Nos miró unos segundos y yo dije «buenas noches». Antes de que pudiéramos echarnos a un lado abrió fuego con un revólver que sacó de no sé dónde y escapó calle abajo. No pude ir tras él.
—Hiciste bien, Aniceto; venga, que te atiendan esa herida y luego iré a verte. ¿Es usted la portera? —preguntó Víctor a una mujer menuda con el pelo blanco recogido en un moño y que lucía un curioso refajo de colorines.
—Sí, pa lo que usté mande.
—¿Sabe si ese tipo solía ir en compañía de un individuo pelirrojo?
—Sí, sí, de pelo rojo como una panocha.
Víctor sonrió. Logró entrever una oportunidad para hacerse con la confianza de la mujer.
—¿Ha dicho panocha? ¿No será usted, por un casual, murciana?
—De pura cepa.
—Vaya, mi gran amigo don Armando era de allí.
—Un sargento de policía, ¿verdad? —preguntó ella—. Era de mi quinta.
—Sí, en efecto, ya falleció.
—Una lástima porque le recuerdo con cariño —dijo la buena mujer—. Era un hombre justo.

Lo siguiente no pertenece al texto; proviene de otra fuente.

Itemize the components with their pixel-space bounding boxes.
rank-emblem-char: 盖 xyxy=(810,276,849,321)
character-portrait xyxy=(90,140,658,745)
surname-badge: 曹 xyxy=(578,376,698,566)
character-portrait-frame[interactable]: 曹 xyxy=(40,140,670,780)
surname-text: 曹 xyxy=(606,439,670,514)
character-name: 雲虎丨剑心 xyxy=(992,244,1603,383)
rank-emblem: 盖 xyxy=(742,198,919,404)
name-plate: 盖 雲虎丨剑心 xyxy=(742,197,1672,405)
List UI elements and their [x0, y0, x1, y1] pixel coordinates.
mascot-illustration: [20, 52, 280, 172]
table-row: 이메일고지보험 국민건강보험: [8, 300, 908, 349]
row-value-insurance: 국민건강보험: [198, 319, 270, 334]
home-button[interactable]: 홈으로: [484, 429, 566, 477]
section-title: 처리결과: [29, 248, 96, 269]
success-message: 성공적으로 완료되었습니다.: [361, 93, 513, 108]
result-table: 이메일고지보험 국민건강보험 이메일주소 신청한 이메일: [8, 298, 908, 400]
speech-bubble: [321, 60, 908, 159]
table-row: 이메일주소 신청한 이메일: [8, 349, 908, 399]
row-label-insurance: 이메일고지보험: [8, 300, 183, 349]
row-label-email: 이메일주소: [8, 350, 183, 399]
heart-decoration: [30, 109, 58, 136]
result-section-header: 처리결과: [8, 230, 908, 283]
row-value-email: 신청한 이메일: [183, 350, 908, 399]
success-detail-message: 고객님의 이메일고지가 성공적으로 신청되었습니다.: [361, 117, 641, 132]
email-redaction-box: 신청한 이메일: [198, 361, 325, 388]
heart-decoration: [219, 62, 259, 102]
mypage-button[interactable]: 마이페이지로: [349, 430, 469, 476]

Dios lo tenga en su gloria.
—Eso espero. Y, ahora, subamos a ver el cuarto de ese forajido.
Mientras subían las escaleras, Víctor recordó a su mentor, don Armando, el hombre que siendo un crío lo rescató de la calle y le encaminó en la carrera policial. Él usaba esa palabra, panocha, en lugar de maíz. Curioso. Y ahora estaba muerto. Desechó aquellos pensamientos rápidamente, necesitaba concentrarse en el asunto que tenía entre manos.
El asesino del coronel Ansuátegui ocupaba una minúscula buhardilla en el cuarto piso, apenas una habitación cuya ventana daba al sur, hacia los campos que la ciudad aún no había engullido del todo, más allá del Manzanares.
Víctor y don Alfredo echaron un vistazo ayudados por dos guardias. Botellas de vino vacías aparecían tiradas aquí y allá. Al tiempo que examinaba los ropajes del huido, Víctor preguntó a la portera:
—¿Y cuándo fue la última vez que vio al pelirrojo con este inquilino?
—Pues, ahora que lo dice, hace tiempo que no lo he visto por aquí. Puede que dos semanas o así.
Casi diría que vivían aquí los dos.
—Lo mató, seguro —dijo don Alfredo.
—¿Sabe cómo se llamaba este angelito? —preguntó Víctor.
—Creo que Heredia, José Heredia —contestó la portera.
—¿Tenían visitas?
—No; bueno, sí, una vez vino a verlos un médico, don Juan Damián.
—¿Y sabe dónde podríamos localizarlo?
—Claro, en una ocasión mandó una carta para el pelirrojo. Ellos le enviaron una respuesta que llevó mi hijo pequeño, el Rafaelillo. La dirección era la calle del Laurel, 5, en el barrio de las Peñuelas.
Víctor se alegró de que las porteras de la Villa fueran famosas por su condición de ser las más cotillas del mundo. ¡Qué memoria! ¡Y qué red de informadoras se perdía el cuerpo de policía!
—Muy bien, señora. Alfredo —ordenó—, que vigilen esa casa de inmediato. Discretamente.
—Lo haremos —contestó Blázquez.
—Mire, don Víctor —dijo un guardia agitando un manojo de cartas que había hallado en una caja.
Víctor las examinó y comprobó que había dos grupos.
—Ya sabemos cómo se llamaba el pelirrojo: Eduardo de la Rubia y Cervantes. Y aquí tenemos las cartas que le enviaba a la señora ésa casada. Debió de devolvérselas. La dama era… ¡Válgame Dios…!
Víctor Ros Menéndez se había quedado lívido.